O FUTEBOL E A MÍDIA

Antonio Sebastião de Lima, advogado, juiz de direito aposentado, professor de direito constitucional 

 

 

O futebol movimenta cifras astronômicas e se transformou em um negócio internacional altamente lucrativo. Os jogadores que exibirem boa técnica, bom preparo físico e algum carisma, obtêm contratos milionários e se tornam objeto de investimentos no mercado mundial. O alto padrão de vida daí resultante arrefece no atleta a disposição para o combate e reduz o afeto pela bandeira do clube a que está profissionalmente vinculado. Mercadoria valiosa, o jogador circula por vários clubes, nacionais e estrangeiros, o que contribui para a ausência de vínculo psicológico e emocional com a camisa (do clube) que veste no momento. Essa atitude reflete-se no comportamento do jogador quando está servindo a seleção do seu país. A sua preocupação com a performance é diretamente proporcional aos dividendos que isso possa lhe trazer. Por sua vez, os investidores exigem que a mercadoria esteja sempre em evidência, para o retorno financeiro do seu capital. Ainda que o atleta não esteja em boa forma, a sua presença nos campos é exigida à diretoria dos clubes ou aos dirigentes da seleção do seu país de origem, a fim de evitar o prejuízo financeiro do investidor. Daí bons jogadores no banco dos reservas, ou não convocados para a seleção, e a presença de jogadores sem condições técnicas e físicas, dentro do gramado como titulares absolutos. Às favas com os torcedores e o brio nacional. Perde-se uma copa, ganha-se outra. O Brasil poderá ser bonzinho com a Colômbia ou o Paraguai, assim como o foi com a França, sem deixar de ser tetracampeão mundial.
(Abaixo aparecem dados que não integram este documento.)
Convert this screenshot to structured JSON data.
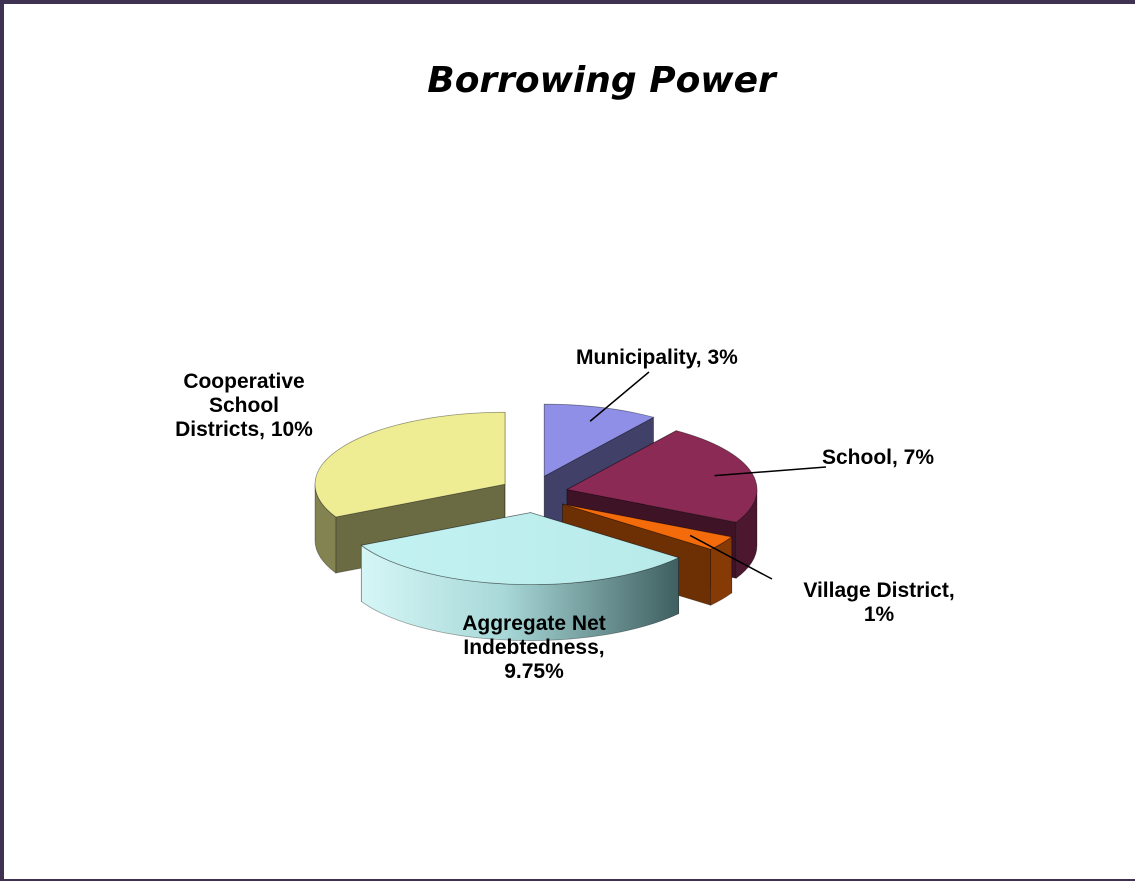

Os meios de comunicação, de um modo geral, apóiam  esse mercado, porque recebem a sua fatia nos lucros. Os repórteres de jornal e televisão endeusam os jogadores que detêm os melhores contratos, mesmo que estejam sem preparo físico e já não apresentem mais a boa qualidade técnica que os levou à fama e à riqueza. Os profissionais da mídia relatam façanhas que nossos olhos não vêem, embora estejamos assistindo ao mesmo jogo, pela televisão ou no estádio de futebol. Exageram as virtudes de uma jogada trivial do jogador eleito e endeusado. Mostram-se pacientes com ele, omitindo os seus erros em campo, fingindo que não viram, para não chamar a atenção do telespectador ou do ouvinte (há torcedores no estádio que acreditam mais nos locutores do que nos seus próprios olhos). Quando o jogador não é o eleito, qualquer jogada infeliz é logo acentuada pelo narrador.      Desse modo, um perna-de-pau pode ser qualificado de “melhor jogador do mundo” porque um dia conseguiu duas ou três jogadas excelentes, ainda que na atualidade não tenha bom controle da bola, perdendo-a facilmente para o adversário. Enquanto os nossos olhos vêem no campo de futebol um jogador sofrível que dificilmente presta uma boa assistência aos companheiros, carecedor do domínio da maior parte dos fundamentos da arte de jogar futebol, e até do oportunismo para fazer gols, os narradores e comentaristas apresentam-no como um craque fora de série. O Brasil tem uma quantidade enorme de bons jogadores além de alguns craques (atletas de refinada técnica e inteligência na sua atividade específica). Não há motivo plausível para dourar a pílula. Além disso, há brasileiros e estrangeiros com opinião própria  que não se deixam enganar.

O melhor jogador do mundo é aquele que apresenta a melhor técnica e o melhor preparo físico durante uma competição mundial, e não o indivíduo promovido pelo empresariado e pela mídia, porque fez uma ou duas boas jogadas em campeonato regional. Entre equipes européias, africanas ou asiáticas, o jogador pode se destacar  por uma habilidade qualquer, como o drible ou o simples oportunismo para fazer gols, mas, entre equipes americanas poderá não ter a mesma desenvoltura. É dentro das quatro linhas, no jogo entre atletas de bom nível técnico, que o melhor há de despontar.